Byline: Kristi Ellis

LOS ANGELES — Roseanne said Tuesday in U.S. District Court here that she couldn’t remember whether she had ever read the sublicense or master agreement for the aborted large-size apparel line that was to carry her name.
“That’s why I have attorneys,” said the TV star who — along with her former husband, Tom Arnold — is suing New York apparel manufacturer Stanley Warner and his company, CelebSales Inc., which was to produce the line.
Roseanne and Arnold sued for breach of contract after Warner failed to make a $250,000 payment in March 1994.
Warner has countersued, charging that a magazine interview with Roseanne contained revelations about her life that he said diminished the value of the clothing line for middle America.
Roseanne, wearing a beige blazer over a long chocolate brown dress, was on the stand for about 10 minutes, playing to a packed courtroom. Under questioning by defense attorney Jed Schlacter, Roseanne claimed that the publicity about a three-way marriage between herself, Arnold and Kim Silver, a production assistant on Roseanne’s TV show, was “a joke.” Warner has alleged this publicity hurt the chances of the line as well.

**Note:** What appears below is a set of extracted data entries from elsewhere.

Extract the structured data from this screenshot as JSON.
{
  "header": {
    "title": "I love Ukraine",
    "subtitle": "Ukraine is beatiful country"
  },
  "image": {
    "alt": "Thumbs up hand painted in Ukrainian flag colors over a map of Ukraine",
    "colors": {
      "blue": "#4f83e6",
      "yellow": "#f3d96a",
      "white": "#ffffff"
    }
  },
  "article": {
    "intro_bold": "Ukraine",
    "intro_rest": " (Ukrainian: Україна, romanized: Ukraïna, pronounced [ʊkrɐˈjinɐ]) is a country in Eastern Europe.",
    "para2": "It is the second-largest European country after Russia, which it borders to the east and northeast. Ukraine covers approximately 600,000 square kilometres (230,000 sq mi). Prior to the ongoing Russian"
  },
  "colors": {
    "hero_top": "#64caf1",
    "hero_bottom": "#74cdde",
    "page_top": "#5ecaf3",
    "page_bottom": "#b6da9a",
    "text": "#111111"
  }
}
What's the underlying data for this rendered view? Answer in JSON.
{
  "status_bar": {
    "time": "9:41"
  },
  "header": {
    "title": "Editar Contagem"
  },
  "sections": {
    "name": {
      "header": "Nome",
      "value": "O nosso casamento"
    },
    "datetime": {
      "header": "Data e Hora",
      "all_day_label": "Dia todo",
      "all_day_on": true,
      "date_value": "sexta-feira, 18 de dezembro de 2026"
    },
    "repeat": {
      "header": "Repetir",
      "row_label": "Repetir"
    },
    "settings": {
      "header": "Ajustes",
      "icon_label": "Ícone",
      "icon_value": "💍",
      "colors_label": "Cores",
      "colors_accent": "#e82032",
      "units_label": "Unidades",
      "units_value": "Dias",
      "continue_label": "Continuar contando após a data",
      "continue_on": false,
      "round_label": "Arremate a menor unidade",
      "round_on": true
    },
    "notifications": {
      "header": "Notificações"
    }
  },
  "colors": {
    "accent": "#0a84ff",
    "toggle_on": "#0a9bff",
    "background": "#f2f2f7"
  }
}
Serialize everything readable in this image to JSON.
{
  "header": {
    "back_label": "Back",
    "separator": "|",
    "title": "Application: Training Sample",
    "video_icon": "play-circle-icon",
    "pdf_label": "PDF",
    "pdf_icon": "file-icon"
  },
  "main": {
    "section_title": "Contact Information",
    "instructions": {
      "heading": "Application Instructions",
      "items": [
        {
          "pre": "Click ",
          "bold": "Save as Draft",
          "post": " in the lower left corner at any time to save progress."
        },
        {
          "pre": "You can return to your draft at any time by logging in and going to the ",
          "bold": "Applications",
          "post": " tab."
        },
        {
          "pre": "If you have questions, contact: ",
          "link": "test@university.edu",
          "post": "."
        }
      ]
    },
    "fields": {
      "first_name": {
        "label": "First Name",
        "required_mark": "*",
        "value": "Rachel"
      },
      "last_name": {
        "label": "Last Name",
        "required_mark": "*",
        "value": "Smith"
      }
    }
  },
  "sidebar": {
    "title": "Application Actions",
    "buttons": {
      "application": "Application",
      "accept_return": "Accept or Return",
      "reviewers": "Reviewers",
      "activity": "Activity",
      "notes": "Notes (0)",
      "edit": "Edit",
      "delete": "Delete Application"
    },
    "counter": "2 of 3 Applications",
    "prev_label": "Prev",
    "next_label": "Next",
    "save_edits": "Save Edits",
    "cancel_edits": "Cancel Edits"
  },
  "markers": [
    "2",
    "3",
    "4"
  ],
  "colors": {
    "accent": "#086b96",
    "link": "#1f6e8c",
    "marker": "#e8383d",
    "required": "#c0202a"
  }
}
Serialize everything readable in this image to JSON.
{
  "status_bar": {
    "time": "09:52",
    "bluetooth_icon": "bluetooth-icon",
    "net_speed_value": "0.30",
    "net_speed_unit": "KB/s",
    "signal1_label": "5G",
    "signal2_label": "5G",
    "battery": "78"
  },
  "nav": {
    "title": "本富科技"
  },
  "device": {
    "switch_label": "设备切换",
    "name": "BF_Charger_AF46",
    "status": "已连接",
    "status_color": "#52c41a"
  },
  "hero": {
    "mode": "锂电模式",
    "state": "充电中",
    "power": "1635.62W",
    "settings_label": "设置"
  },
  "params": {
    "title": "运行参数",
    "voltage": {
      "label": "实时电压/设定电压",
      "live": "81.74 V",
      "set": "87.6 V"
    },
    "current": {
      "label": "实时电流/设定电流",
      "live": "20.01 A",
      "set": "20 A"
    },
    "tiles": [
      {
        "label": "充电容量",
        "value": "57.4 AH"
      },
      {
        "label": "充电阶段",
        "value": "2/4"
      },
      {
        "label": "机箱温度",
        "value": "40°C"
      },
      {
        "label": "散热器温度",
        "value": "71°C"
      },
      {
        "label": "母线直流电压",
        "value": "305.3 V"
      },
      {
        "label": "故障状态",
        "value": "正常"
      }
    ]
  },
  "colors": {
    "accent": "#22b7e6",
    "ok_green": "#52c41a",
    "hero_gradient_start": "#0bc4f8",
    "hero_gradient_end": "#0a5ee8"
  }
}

The three-way marriage idea, she said, was “put out by Tom and me and picked up by the tabloids and blown into a story. It was something that didn’t exist.” Roseanne said the joke was told in front of a studio audience there for a taping of her sitcom.
Arnold was in court during Roseanne’s testimony, accompanied by his current wife, Julie Arnold, and is expected to testify today. Roseanne is also expected to be called back to the stand by her own attorneys.
Another witness Tuesday was Della Olsher, who had been hired on retainer by CelebSales to market the Roseanne Arnold collection and produce a launch fashion show.
Olsher said that although she had contact with Roseanne’s assistants she never talked directly with the TV star, although Olsher tried several times to do so in planning the fashion show.
“You have to have open communication to talk about ideas but there was no open communication. We were not able to operate effectively,” Olsher said.